Previamente teríamos de fazer uma prognose relativamente a qual a ação principal a propor pelos requerentes, face ao alegado, já que este procedimento do modo como está configurado processualmente (-foi mandado desapensar da ação nº. 1073/20.5T8VRL por despacho transitado) tem de ser visto como preliminar de uma ação principal.
No caso esse raciocínio está facilitado porque, face ao alegado, são os requerentes que anunciam o seu propósito de vir a intentar uma ação de responsabilidade civil contra o Estado, por danos no seu património causados pela errada decisão (no seu ponto de vista) proferida no arresto que corre nos autos com o nº. 449/20.2T8VRL.
Ora, se assim é, o juízo de dependência fica imediatamente comprometido, pois que concluindo neste procedimento por um pedido de ordem à 2ª requerida para a suspensão imediata do arresto e reposição dos bens móveis, créditos e outros bens, advertindo-a ainda de que não poderá praticar atos sobre todos os bens imóveis e móveis arrestados das requerentes, não violando os seus direitos de posse e propriedade, como de atividade mercantil e comercial normal, e neste recurso concluindo mais concreta e expressamente pelo pedido de levantamento do arresto; como facilmente se constata, este(s) pedido(s) não pode(m) ser concebido(s) como algo antecipatório ou conservatório do pedido a formular na ação a propor (e, na perspetiva de deferimento da inversão do contencioso que foi requerida, coincidente com o pedido que constituiria a ação principal), face ao desiderato que se pretende obter numa ação de responsabilidade civil extracontratual: uma indemnização visando o ressarcimento de perdas e danos (o que colide com o requerido em sede cautelar e por outro lado com o facto –já resolvido- de terem intentado inicialmente o mesmo por apenso à ação com o nº. 1073/20.5T8VRL).

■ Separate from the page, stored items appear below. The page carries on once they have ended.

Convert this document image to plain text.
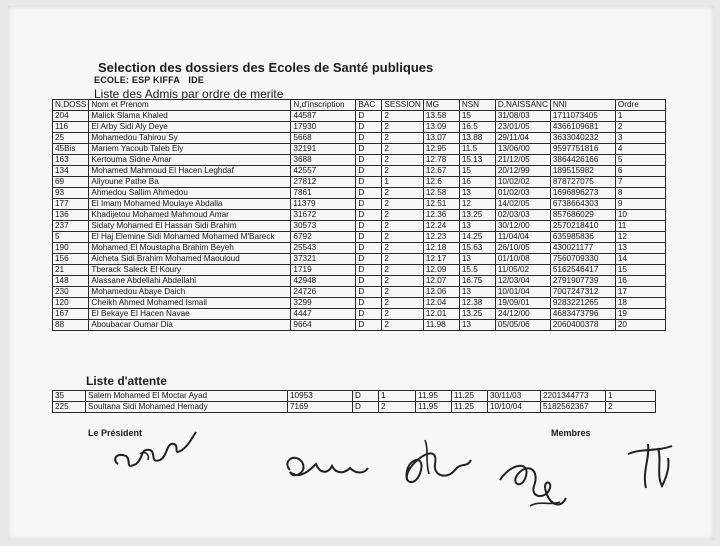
Selection des dossiers des Ecoles de Santé publiques
ECOLE: ESP KIFFA IDE
Liste des Admis par ordre de merite
N,DOSS	Nom et Prenom	N,d'inscription	BAC	SESSION	MG	NSN	D,NAISSANC	NNI	Ordre
204	Malick Slama Khaled	44587	D	2	13.58	15	31/08/03	1711073405	1
116	El Arby Sidi Aly Deye	17930	D	2	13.09	16.5	23/01/05	4366109681	2
25	Mohamedou Tahirou Sy	5668	D	2	13.07	13.88	29/11/04	3633040232	3
45Bis	Mariem Yacoub Taleb Ely	32191	D	2	12.95	11.5	13/06/00	9597751816	4
163	Kertouma Sidne Amar	3688	D	2	12.78	15.13	21/12/05	3864426166	5
134	Mohamed Mahmoud El Hacen Leghdaf	42557	D	2	12.67	15	20/12/99	189515982	6
69	Aliyoune Pathe Ba	27812	D	1	12.6	16	10/02/02	878727075	7
93	Ahmedou Sallim Ahmedou	7861	D	2	12.58	13	01/02/03	1696896273	8
177	El Imam Mohamed Moulaye Abdalla	11379	D	2	12.51	12	14/02/05	6738664303	9
136	Khadijetou Mohamed Mahmoud Amar	31672	D	2	12.36	13.25	02/03/03	857686029	10
237	Sidaty Mohamed El Hassan Sidi Brahim	30573	D	2	12.24	13	30/12/00	2570218410	11
5	El Haj Elemine Sidi Mohamed Mohamed M'Bareck	6792	D	2	12.23	14.25	11/04/04	635985836	12
190	Mohamed El Moustapha Brahim Beyeh	25543	D	2	12.18	15.63	26/10/05	430021177	13
156	Aicheta Sidi Brahim Mohamed Maouloud	37321	D	2	12.17	13	01/10/08	7560709330	14
21	Tberack Saleck El Koury	1719	D	2	12.09	15.5	11/05/02	5162546417	15
148	Alassane Abdellahi Abdellahi	42948	D	2	12.07	16.75	12/03/04	2791907739	16
230	Mohamedou Abaye Daich	24726	D	2	12.06	13	10/01/04	7007247312	17
120	Cheikh Ahmed Mohamed Ismail	3299	D	2	12.04	12.38	19/09/01	9283221265	18
167	El Bekaye El Hacen Navae	4447	D	2	12.01	13.25	24/12/00	4683473796	19
88	Aboubacar Oumar Dia	9664	D	2	11.98	13	05/05/06	2060400378	20
Liste d'attente
35	Salem Mohamed El Moctar Ayad	10953	D	1	11.95	11.25	30/11/03	2201344773	1
225	Soultana Sidi Mohamed Hemady	7169	D	2	11.95	11.25	10/10/04	5182562367	2
Le Président	Membres
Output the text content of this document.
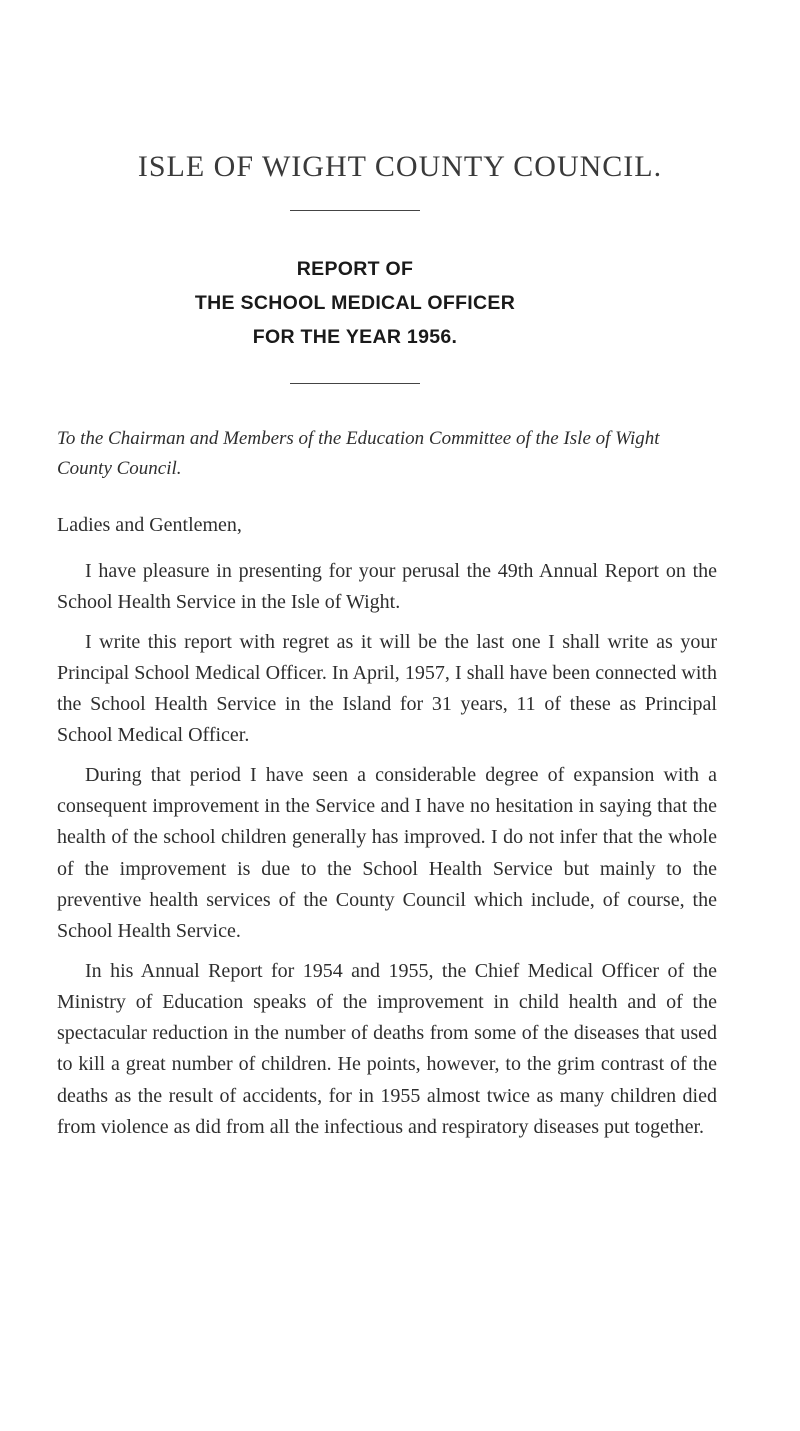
ISLE OF WIGHT COUNTY COUNCIL.
REPORT OF
THE SCHOOL MEDICAL OFFICER
FOR THE YEAR 1956.

To the Chairman and Members of the Education Committee of the Isle of Wight County Council.

Ladies and Gentlemen,

I have pleasure in presenting for your perusal the 49th Annual Report on the School Health Service in the Isle of Wight.

I write this report with regret as it will be the last one I shall write as your Principal School Medical Officer. In April, 1957, I shall have been connected with the School Health Service in the Island for 31 years, 11 of these as Principal School Medical Officer.

During that period I have seen a considerable degree of expansion with a consequent improvement in the Service and I have no hesitation in saying that the health of the school children generally has improved. I do not infer that the whole of the improvement is due to the School Health Service but mainly to the preventive health services of the County Council which include, of course, the School Health Service.

In his Annual Report for 1954 and 1955, the Chief Medical Officer of the Ministry of Education speaks of the improvement in child health and of the spectacular reduction in the number of deaths from some of the diseases that used to kill a great number of children. He points, however, to the grim contrast of the deaths as the result of accidents, for in 1955 almost twice as many children died from violence as did from all the infectious and respiratory diseases put together.
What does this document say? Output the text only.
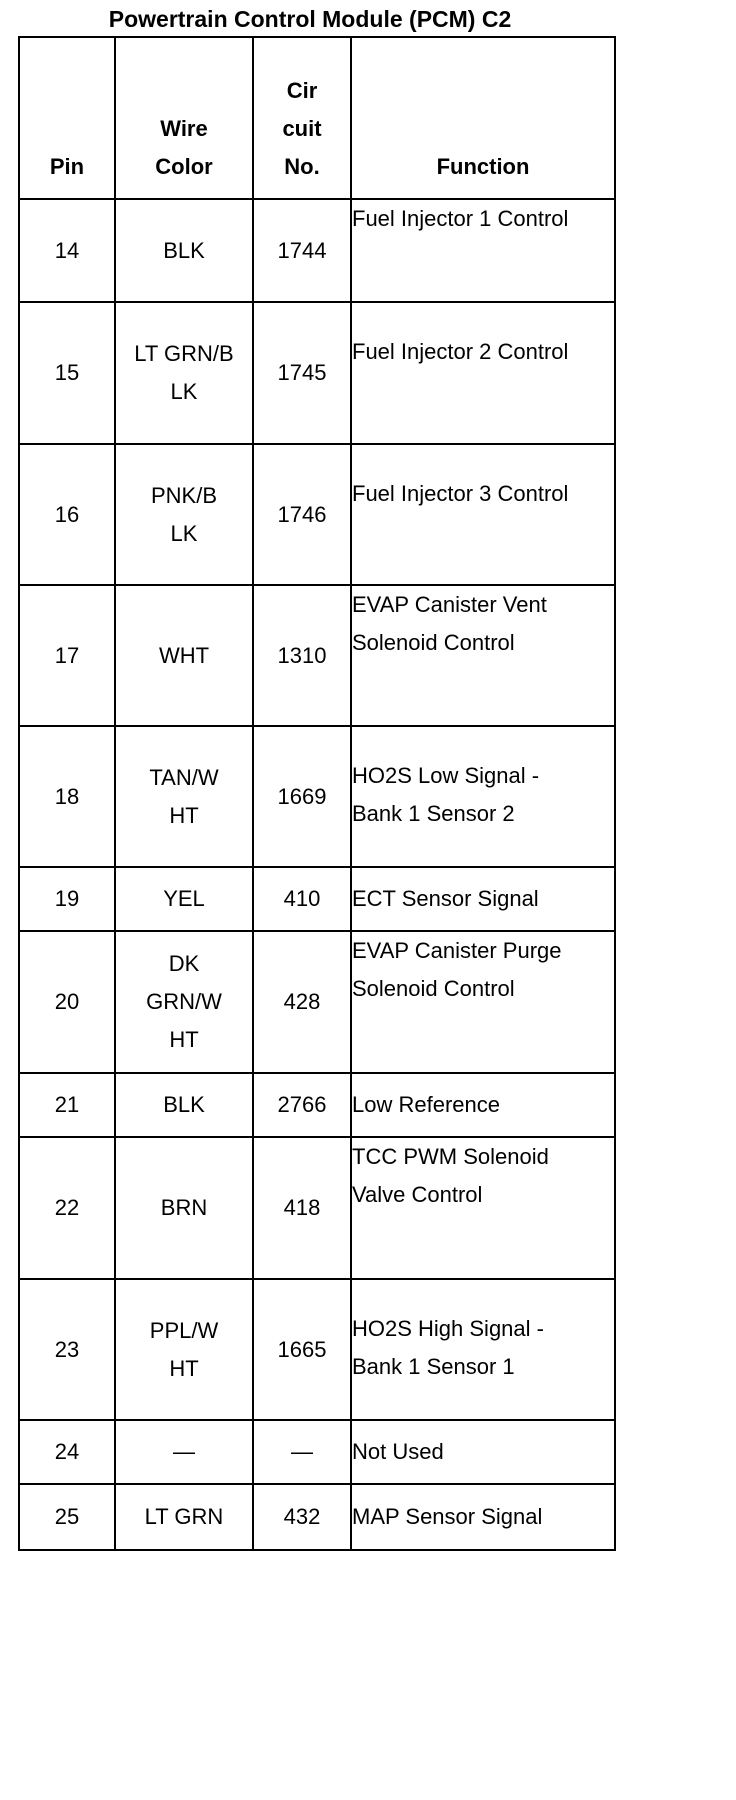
Powertrain Control Module (PCM) C2
Pin	Wire Color	Cir cuit No.	Function
14	BLK	1744	Fuel Injector 1 Control
15	LT GRN/B LK	1745	Fuel Injector 2 Control
16	PNK/B LK	1746	Fuel Injector 3 Control
17	WHT	1310	EVAP Canister Vent Solenoid Control
18	TAN/W HT	1669	HO2S Low Signal - Bank 1 Sensor 2
19	YEL	410	ECT Sensor Signal
20	DK GRN/W HT	428	EVAP Canister Purge Solenoid Control
21	BLK	2766	Low Reference
22	BRN	418	TCC PWM Solenoid Valve Control
23	PPL/W HT	1665	HO2S High Signal - Bank 1 Sensor 1
24	—	—	Not Used
25	LT GRN	432	MAP Sensor Signal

Aliás diga-se que coisa diferente do ressarcimento - e que os requerentes referem - é “minorar” prejuízos diários provocados, alegadamente, pela execução do arresto decretado, e que irão deduzir no competente processo; uma coisa é antecipar uma reparação, outra é paralisar prejuízos.
Além disso, e relativamente ainda ao primeiro ponto de vista, não podem os requerentes através de uma outra ação, no caso através do procedimento cautelar comum, sindicar uma decisão proferida num outro processo: e é exatamente esse o fim visado neste procedimento, através da providência requerida, ou seja, a ineficácia ou paralisação do arresto decretado.
Não podia o Tribunal “a quo” e não pode este Tribunal de recurso, atuando em 2ª instância face à decisão de improcedência deste procedimento cautelar intentado, apreciar o bem ou mal decidido naquele processo nº. 449/20.2T8VRL, ficando por isso, e sem necessidade de maiores desenvolvimentos, prejudicadas todas as considerações a propósito feitas: simulação para desconsideração de personalidade jurídica, os artigos do CIRE expressamente invocados, a disposição do artº. 277º, e), do C.P.C. relativa à inutilidade superveniente da lide, o Acórdão Uniformizador de Jurisprudência citado, bem como se houve denegação de justiça, ou a proporcionalidade do arresto tudo como vem melhor sintetizado até à conclusão XV do recurso interposto (e até reapreciação da matéria de facto, prova nula e ilegal, tudo como vem abordado no requerimento inicial).
Ou, se virmos numa outra perspetiva, esta declarada pelos requerentes, não pode este processo servir para antecipar a eventual procedência de uma oposição ao arresto, ou o resultado da ação principal que dirima o litígio entre as partes (relativamente ao qual o arresto serviu como meio de proteção de um direito de crédito que aí se pretende fazer valer –cfr. artº. 391º do C.P.C.).
A lei prevê para cada situação o meio processual adequado, e não se pode através de outra ação invocar o que é argumento a ser utilizado em sede de contestação/oposição, muito menos querendo antecipar o juízo a fazer nessa sede.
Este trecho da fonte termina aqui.